Wie steht ihr zu Substanzkonsum? Bei uns gibt es die strikte Politik, dass kein Drogenkonsum stattfindet. Wir klären darüber auf, dass man unter Cannabis bestimmte Praktiken nicht machen sollte, da man sie nicht sicher durchführen kann, wenn man nicht bei vollem Verstand ist. Genau wie beim Alkohol. Man sollte eine Session nicht betrunken spielen, weder als Top noch als Sub. Drogen jeglicher Art und BDSM-Spiele, ob aktiv oder passiv, vertragen sich nicht.
Gibt es Fetische, die selbst bei euch keinen Platz finden? Ja, es gibt eine Szene mit militärischer Kleidung, die gegen unsere Verfassung verstößt.

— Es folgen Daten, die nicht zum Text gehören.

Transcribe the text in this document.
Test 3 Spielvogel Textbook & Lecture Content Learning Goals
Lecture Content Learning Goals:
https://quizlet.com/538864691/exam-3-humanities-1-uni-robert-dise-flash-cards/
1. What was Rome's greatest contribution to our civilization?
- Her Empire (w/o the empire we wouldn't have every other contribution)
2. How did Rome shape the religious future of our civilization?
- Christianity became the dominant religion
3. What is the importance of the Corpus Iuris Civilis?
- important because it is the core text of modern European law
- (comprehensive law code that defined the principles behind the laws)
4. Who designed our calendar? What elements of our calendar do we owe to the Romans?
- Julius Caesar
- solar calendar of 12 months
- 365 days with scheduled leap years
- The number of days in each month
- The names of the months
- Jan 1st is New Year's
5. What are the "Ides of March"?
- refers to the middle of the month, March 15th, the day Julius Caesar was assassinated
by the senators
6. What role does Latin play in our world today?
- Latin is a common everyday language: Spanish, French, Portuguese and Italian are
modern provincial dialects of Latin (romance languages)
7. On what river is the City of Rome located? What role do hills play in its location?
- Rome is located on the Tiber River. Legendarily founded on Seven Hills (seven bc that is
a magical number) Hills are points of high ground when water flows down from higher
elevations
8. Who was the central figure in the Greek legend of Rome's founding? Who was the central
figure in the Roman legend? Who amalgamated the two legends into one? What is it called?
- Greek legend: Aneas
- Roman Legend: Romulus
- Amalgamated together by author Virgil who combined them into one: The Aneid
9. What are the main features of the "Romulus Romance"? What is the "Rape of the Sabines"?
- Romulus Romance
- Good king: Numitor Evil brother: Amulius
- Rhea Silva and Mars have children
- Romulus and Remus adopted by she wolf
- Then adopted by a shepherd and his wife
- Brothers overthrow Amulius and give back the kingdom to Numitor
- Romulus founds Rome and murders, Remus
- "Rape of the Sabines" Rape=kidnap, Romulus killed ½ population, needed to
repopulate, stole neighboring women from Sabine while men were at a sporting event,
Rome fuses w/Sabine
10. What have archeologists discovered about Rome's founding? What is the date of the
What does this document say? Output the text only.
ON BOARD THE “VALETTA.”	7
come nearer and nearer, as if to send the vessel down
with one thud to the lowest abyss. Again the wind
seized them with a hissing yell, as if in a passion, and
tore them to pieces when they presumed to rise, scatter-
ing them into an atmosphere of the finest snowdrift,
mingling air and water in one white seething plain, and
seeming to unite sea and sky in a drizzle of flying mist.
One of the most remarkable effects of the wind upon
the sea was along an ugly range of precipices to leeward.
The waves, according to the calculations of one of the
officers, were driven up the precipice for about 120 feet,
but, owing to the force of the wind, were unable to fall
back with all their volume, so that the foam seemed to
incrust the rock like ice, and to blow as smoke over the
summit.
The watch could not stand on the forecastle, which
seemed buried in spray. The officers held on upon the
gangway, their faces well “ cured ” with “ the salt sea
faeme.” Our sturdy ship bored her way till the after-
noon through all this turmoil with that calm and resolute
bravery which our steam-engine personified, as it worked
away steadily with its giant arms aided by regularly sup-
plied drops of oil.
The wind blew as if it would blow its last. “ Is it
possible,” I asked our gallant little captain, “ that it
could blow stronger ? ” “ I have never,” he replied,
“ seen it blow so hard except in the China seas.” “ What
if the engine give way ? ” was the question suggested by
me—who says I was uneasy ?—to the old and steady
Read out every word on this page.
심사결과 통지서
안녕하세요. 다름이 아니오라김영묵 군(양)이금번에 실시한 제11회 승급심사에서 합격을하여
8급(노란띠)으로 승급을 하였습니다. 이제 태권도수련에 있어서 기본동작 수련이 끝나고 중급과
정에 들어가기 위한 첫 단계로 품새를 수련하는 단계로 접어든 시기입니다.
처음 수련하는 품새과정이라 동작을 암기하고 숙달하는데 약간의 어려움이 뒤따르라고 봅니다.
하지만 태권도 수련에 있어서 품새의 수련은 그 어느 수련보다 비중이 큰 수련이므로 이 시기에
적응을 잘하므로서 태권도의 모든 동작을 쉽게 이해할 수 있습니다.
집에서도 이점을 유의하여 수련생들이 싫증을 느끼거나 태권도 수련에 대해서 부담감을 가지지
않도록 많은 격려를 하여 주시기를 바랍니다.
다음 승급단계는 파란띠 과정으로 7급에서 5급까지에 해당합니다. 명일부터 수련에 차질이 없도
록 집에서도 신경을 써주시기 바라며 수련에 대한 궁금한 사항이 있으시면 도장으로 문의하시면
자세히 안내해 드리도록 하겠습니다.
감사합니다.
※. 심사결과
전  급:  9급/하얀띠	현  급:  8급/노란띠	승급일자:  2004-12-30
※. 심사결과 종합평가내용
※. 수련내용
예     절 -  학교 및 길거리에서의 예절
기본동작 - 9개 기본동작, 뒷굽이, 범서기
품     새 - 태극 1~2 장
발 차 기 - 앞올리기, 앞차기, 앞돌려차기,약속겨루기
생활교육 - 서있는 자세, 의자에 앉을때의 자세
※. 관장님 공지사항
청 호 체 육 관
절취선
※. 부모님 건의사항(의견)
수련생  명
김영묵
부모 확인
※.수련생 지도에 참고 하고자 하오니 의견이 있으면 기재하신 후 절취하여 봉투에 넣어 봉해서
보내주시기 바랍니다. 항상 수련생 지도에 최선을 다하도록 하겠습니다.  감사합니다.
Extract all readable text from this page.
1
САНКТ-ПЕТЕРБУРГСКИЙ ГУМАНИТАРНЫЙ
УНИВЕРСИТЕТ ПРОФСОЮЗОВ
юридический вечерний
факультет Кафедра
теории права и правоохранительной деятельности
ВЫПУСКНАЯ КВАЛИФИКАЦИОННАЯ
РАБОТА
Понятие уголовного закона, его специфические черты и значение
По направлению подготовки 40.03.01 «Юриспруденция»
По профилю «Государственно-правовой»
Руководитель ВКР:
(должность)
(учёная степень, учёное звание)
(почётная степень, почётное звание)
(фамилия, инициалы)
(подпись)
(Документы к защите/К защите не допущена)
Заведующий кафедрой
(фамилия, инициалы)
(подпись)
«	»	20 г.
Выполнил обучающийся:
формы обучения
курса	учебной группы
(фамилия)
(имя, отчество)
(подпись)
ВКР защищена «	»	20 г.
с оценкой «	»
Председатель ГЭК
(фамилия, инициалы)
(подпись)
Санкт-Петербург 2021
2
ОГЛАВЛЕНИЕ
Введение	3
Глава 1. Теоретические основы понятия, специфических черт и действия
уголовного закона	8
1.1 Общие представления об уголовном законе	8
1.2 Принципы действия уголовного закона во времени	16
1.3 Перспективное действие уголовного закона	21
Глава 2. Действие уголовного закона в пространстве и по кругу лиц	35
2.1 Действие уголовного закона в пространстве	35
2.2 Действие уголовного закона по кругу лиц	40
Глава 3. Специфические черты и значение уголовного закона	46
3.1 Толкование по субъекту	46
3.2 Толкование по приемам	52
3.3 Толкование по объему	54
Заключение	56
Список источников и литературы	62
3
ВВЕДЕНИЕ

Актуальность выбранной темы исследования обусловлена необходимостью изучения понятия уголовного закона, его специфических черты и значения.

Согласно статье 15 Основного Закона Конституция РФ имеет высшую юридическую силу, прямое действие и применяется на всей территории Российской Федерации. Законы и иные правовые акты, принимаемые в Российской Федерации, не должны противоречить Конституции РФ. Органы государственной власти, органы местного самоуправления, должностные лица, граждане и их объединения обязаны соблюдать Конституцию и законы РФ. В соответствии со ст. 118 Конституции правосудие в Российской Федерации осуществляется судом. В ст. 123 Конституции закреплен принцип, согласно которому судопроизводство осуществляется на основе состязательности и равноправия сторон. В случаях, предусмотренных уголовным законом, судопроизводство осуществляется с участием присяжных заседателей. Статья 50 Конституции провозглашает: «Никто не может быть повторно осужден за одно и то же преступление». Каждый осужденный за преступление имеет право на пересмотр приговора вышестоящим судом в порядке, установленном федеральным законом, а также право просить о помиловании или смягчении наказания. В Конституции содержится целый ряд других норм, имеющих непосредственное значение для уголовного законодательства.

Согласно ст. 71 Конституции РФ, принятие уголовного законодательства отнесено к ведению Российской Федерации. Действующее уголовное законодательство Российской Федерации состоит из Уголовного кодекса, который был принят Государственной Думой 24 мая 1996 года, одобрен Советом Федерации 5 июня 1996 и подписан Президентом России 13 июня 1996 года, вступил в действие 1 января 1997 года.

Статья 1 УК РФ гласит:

Was müssen BDSM-Neulinge wissen, die zu euch kommen wollen? Die Sonntagsberatung ist der beste erste Schritt. Du kommst in die Räume, wenn kein Betrieb ist. Du musst keine Bedenken haben, ob irgendwelche Personen etwas von dir wollen. Danach kann man sich an eine kleinere Veranstaltung wagen, die sich gut mit den eigenen Vorlieben deckt. Und an der Kasse solltest du auch sagen, dass du zum ersten Mal da bist.
Wie nehmt ihr neuen Besucher*innen die Unsicherheit? Wir arbeiten bei bestimmten Veranstaltungen, die sich an Jüngere richten, mit „Buddys“. Das sind Personen, die sich um die Gäste kümmern, die noch nie da waren. Wir erläutern Hausordnung und Safewords, zeigen, wo das Sicherheitswerkzeug liegt und die Kondome ...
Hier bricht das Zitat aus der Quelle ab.